We can admit that the automatic and progressive shortage of purchasing power has in a way been beneficial. Thanks to it this and every other industrialised country was forced to build up the vast capital productive machinery we all see around us. There are however limits to this process. There comes a time, in Great Britain it came about 1910, when the productive capacity is such as to satisfy the demands of the public for necessities and reasonable luxuries. From that moment onwards it becomes essential to finance leisure and no longer only work. It did not happen here or anywhere else and work became work for work's sake, not for the benefit of any results of work. Planned destruction in peace and war had to be introduced so as to distribute purchasing power, so that certain interests could retain financial and therefore political control over the people. The financing of leisure would mean economic independence for more and more and ultimately for all individuals. That this, the only solution of "unemployment", "overproduction", and the many threats that hang over us, was not introduced, is ample evidence of a conspiracy to enslave mankind. Control of money, instead of passing to the people in their capacity of consumers, has remained with a few quite irresponsible and probably anti-Christian men. The financial system, as far as policy is concerned, does not reflect reality. It is a living lie and therefore has failed and goes on failing.

Curiously enough there are people who pretend to be Social Crediters and who quote Douglas in parts, who yet maintain that under a sane system, the "State" or the "Government", or the "Treasury", or some other abstraction should "control money". Perhaps they know not what they say.
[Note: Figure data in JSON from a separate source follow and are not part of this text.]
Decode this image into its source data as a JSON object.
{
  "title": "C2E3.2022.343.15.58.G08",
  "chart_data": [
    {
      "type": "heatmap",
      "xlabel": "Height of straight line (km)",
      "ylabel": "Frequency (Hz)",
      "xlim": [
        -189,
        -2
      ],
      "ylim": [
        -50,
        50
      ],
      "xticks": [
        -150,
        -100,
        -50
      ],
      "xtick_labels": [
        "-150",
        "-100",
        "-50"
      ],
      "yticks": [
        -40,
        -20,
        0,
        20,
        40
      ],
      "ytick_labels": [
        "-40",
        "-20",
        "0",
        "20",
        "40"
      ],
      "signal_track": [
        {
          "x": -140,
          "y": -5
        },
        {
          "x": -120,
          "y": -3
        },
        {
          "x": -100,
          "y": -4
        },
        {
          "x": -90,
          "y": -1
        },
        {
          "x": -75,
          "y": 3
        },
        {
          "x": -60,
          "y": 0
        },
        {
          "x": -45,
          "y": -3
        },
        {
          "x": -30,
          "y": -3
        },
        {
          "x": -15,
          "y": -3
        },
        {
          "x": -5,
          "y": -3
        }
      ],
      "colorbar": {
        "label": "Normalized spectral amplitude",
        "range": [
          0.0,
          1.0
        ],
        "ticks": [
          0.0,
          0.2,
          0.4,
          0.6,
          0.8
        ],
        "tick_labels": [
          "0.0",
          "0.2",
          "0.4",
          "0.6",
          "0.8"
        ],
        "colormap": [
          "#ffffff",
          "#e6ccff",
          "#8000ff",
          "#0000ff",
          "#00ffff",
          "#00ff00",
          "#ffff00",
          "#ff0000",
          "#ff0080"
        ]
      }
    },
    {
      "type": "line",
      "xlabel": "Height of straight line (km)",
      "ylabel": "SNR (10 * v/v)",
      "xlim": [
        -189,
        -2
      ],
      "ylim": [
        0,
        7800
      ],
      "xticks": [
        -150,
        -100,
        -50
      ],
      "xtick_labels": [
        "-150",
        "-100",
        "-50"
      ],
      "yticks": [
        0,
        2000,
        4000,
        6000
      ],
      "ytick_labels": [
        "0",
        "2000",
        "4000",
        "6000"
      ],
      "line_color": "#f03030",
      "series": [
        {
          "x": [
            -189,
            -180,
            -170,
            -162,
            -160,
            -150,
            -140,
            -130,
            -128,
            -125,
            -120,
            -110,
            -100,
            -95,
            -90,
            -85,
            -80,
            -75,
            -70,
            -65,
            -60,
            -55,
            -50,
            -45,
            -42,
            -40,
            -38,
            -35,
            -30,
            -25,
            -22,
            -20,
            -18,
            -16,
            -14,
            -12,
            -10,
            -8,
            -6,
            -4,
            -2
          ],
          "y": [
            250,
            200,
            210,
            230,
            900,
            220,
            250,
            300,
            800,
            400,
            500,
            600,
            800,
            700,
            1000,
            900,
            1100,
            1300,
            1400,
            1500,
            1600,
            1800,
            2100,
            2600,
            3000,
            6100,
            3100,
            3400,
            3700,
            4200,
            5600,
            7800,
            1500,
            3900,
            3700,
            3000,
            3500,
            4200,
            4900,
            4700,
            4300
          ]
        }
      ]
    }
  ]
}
Perhaps they really cannot distinguish between control of policy and administration; but these people we must disown. Whether their mind is muddled or whether consciously or unconsciously they picture themselves in the seat of control is immaterial. Control of financial policy, if civilisation is to be saved at all, must go to the general public. The administration of that policy must, like all organizations be hierarchical. The public however is an organism. To turn an organism into an organization is to kill it. Major Douglas drew attention to the economic power of control resident in the housewives'purses. In the years before price control was as prevalent as it is now, mainly thanks to rings, cartels and monopolies, the housewife registered a vote in the form of money laid on the counter as to what to buy and where to buy it. Control of money hampers the housewifes. The function of money is to help distribute goods coming on to the market for sale. Money most, to function properly, bear a relation to real demand and to potential production. Real demand comes from the public. Productive capacity is very great indeed and will be vast when automation and atomic energy are in full swing. Neither should be subject to the control of a clique. Beware of men who advocate control money!